Kısa süre sonra herkes çıkmıştı, Küçük Patronumuzun herkesi.

İçeride ben, Ata, Efkan, Riyaz, Mustafa, Kamil, Kenan ve Yusuf kaldı. Yusuf derin bir nefes aldı ve "Tamam hemen umudumuzu kaybetmeyelim." dedi, kafamı iki yana sallarken "Ya oğlum ne umudu?" dedim, hakikaten ne umuduydu?

Yusuf ağzını açtı lakin Kamil konuştu, "Yusuf gardaşm haklıdür," Adana şivesiyle devam etti. 

"Hemen indirmüyük gemileri sulara, ha buluruz Batron bacımızı." Ata gözlerini devirdi "Batron değil, Patron." dedi, Kamil ona döndü. "Ha buna tahtın saace? (Ha buna taktın sadece)"

Bu sırada kapı açıldı, içeriye Gaye, Aybüke ve Ecem girdi. Gaye gri takım elbisesini giymiş gayet ciddi duruyordu aynı şekilde Aybüke de siyah bir takım elbise giymişti lakin Ecem farklıyfdı. Kendisi pembe takım elbise giymişti.

Gaye "Hala çıkmadı mı bir şey?" dedi, Efkan "İz bile yok çiçeğim." diye mırıldandı. Gaye'nin omuzları anında çökerken Efkan'ın yanına oturdu, Ecem ve Aybüke de bir kenara geçmişti içeriye sessizlik hakimdi. Ata derin bir nefes alırken daha fazla dayanamadım ve ayağa kalktım. "Yok daha fazla böyle bekleyemem!"

Ben dışarıya doğru yürürken kapının yanında ki Riyaz kolumu tuttu, "Bir çılgınlık yapayım deme." ona göz ucuyla baktım, "Patronumu bulana kadar ölmek yok Riyaz." diye mırıldandım. O kolumu bırakırken bende dışarıya çoktan çıkmıştım. Köşkten çıkarken anahtarımı aldım. Mutfağın önünden geçerken Selen abla mutfağın önüne çıktı. Selen abla hevesli bir ifadeyle

"Deli oğlan?" Dedi beni kastederek. "Nereye böyle, yoksa buldunuz mu sarı kuzumu?"

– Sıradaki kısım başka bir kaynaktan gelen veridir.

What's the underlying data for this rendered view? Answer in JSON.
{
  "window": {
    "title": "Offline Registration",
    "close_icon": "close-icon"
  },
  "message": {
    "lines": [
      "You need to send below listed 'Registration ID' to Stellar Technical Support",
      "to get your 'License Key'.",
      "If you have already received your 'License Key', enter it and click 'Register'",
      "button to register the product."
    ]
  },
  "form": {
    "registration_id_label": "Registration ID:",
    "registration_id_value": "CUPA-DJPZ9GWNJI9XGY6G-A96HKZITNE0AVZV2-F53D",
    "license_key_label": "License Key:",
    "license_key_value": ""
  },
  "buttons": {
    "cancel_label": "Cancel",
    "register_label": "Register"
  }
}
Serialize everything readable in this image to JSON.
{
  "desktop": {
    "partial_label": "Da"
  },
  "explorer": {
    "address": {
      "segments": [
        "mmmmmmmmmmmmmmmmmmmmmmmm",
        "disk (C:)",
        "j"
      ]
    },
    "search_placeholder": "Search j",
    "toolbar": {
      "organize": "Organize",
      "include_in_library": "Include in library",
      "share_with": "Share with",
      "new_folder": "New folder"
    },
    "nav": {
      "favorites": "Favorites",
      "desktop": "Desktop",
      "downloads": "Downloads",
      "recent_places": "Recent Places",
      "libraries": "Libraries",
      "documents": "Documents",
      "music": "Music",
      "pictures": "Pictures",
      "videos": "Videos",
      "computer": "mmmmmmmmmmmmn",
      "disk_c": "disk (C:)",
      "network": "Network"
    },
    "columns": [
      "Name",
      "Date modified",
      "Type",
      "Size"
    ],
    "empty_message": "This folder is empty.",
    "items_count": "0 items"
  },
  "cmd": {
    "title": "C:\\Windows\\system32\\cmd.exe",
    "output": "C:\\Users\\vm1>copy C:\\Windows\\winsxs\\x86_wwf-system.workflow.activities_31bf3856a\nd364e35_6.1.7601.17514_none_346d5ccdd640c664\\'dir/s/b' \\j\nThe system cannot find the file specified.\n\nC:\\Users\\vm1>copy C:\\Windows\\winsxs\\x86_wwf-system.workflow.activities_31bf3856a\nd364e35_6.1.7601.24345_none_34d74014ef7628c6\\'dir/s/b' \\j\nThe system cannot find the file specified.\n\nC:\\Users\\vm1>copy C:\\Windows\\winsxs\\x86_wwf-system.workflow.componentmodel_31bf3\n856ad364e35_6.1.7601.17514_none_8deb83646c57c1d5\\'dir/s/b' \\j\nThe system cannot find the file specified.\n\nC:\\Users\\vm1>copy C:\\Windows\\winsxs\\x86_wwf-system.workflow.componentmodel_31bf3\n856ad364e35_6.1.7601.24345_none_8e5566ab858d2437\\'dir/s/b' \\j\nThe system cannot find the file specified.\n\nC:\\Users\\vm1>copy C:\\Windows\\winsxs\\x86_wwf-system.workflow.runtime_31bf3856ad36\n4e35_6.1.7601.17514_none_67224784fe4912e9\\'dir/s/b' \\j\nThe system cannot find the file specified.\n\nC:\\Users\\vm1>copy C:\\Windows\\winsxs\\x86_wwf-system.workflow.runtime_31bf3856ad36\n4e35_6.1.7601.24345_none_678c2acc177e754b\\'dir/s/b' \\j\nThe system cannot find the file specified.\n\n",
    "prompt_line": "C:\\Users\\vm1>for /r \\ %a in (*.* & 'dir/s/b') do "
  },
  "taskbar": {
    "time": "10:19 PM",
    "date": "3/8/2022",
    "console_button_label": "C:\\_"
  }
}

Ona üzgün bakışlarla döndüm ve "Hayır..." diye mırıldandım. Selen ablanın hevesli ifadesi dağılırken "Olsun oğlum, bulursunuz." diye mırıldandı asla inanmayarak. 

Onu üzmek istemediğim için yanağından makas aldım ve "Sen takam kafana Selen Teyze, sonra tansiyonun falan çıkar, malum yaşlısın." dedim gülerek, Selen abla kızgın bir ifadeyle elime vururken "Teyzeymiş, salak!" bir kez daha vurdu elime "Sen git sarı kızımı bul!" gülerek elinden kurtulup köşkten çıktım.